OU DIABLE CET ESCALIER MENE-T-IL ?

OU DIABLE CET ESCALIER MENE-T-IL ?

1.
« … Tous ne s'appellent pas Klingsor, et tous ne sont pas fils de l'imagination exaspérée d'écrivains comme Hesse et Wolfram von Eschenbach, ni de musiciens comme Wagner... »
(Hugo Pratt traduit par Céline Frigau, « Les Helvétiques » [Klingsor])
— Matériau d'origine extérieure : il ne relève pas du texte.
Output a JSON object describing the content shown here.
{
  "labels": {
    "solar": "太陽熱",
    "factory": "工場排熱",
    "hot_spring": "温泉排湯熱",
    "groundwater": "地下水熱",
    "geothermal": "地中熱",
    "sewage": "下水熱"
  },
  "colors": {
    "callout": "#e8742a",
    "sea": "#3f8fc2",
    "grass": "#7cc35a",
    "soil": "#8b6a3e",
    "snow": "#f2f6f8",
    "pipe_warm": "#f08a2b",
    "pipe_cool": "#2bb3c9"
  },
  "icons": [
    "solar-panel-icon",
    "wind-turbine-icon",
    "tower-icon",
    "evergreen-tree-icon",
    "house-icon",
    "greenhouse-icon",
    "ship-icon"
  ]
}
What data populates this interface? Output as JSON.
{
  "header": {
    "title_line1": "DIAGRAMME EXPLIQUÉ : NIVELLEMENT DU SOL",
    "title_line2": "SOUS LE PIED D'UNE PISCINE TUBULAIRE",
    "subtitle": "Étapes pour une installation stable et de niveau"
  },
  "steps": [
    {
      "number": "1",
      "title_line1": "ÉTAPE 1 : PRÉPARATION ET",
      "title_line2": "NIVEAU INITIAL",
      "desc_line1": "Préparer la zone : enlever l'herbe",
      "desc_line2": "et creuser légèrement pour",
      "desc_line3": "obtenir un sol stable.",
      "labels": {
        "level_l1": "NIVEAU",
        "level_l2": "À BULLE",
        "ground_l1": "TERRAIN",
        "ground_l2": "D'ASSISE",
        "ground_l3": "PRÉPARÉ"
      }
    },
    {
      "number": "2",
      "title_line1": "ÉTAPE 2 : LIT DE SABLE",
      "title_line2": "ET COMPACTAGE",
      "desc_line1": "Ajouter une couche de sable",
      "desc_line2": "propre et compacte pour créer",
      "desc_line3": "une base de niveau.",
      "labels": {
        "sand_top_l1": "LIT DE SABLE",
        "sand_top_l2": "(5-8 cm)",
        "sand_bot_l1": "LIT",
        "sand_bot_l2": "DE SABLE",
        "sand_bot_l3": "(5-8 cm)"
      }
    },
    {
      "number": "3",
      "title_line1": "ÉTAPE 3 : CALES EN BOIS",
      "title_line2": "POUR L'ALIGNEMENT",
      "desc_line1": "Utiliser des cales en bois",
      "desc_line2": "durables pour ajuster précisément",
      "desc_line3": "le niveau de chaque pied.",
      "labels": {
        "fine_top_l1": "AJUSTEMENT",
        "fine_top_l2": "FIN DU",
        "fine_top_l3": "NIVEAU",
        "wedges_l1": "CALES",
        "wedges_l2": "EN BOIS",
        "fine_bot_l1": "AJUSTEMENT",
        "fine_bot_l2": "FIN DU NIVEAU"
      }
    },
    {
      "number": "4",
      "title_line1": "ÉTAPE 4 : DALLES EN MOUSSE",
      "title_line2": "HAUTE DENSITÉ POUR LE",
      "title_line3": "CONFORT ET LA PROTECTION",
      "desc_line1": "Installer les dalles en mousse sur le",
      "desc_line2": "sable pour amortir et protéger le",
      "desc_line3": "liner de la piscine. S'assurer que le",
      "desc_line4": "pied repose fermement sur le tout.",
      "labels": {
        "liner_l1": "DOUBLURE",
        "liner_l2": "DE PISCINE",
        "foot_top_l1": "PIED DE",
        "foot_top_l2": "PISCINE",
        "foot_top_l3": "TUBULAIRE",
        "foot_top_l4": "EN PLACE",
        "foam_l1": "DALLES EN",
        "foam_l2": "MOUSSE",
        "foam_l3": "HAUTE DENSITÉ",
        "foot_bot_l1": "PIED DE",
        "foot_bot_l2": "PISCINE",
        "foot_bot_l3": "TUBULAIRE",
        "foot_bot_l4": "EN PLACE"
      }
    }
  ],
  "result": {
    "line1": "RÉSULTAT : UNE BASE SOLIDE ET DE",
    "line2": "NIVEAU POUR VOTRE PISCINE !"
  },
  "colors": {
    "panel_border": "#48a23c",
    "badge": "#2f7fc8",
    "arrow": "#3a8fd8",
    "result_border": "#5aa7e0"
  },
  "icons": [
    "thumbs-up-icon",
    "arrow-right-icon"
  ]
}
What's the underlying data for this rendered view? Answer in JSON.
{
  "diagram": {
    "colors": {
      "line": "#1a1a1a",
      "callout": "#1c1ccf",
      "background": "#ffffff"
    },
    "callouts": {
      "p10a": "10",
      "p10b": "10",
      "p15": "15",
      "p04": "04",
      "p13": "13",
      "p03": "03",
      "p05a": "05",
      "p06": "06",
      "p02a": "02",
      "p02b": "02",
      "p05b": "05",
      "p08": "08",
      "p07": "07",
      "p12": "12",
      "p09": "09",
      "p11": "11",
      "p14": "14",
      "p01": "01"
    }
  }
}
Que puis-je baladiner de cette phrase ?
- qu'à la place de « exaspérée », j'aurais peut-être mis « exacerbée » mais je ne connais ni l'italien ni la version originale de cette planche.
- Que je me souviens de mes premières lectures des aventures de Corto Maltese dans Pif Gadget (when I was môme) : je n'y avais rien compris (je me souviens d'une planche où des gens se tiraient dessus dans un dédale de maisons blanches avec de grandes ombres noires partout et des crac pour onomatopéiser les coups de fusil). Je n'y avais rien compris mais ça m'avait fasciné.
- Que relire « Les Helvétiques » en écoutant le premier album des Stray Cats (ah ce bon vieux rock n' roll !), ça me flanque un coup d'nostalgie dans la neuronale.
- Qu'avec le temps, je tends à préférer le bon vieux rock n' roll (guitare, basse, batterie et du swing) à bien des prétentions psychédélico-progressives qui vous ont parfois un goût de vieille montre molle (quelques heureuses exceptions cependant chez les Beatles et Pink Floyd).
- Que j'avais bien aimé « Le Loup des steppes », de Hermann Hesse qui était assez à la mode chez les lycéens des sections littéraires du début des années 80.
- Que je n'ai pas lu Wolfram von Eschenbach ; qu'il faudrait que je le fasse, s'il reste assez de sable en mon sablier.
- Que je n'aime pas beaucoup la musique de Wagner – trop lourd trop long - (je préfère les opérettes d'Offenbach, ce qui swingue et ironise).

2.

« - Vous rendez-vous compte que votre incrédulité me chasse dans le monde de l'imaginaire et que je ne pourrai plus en sortir ? »
(Hugo Pratt traduit par Céline Frigau, « Les Helvétiques » [Klingsor])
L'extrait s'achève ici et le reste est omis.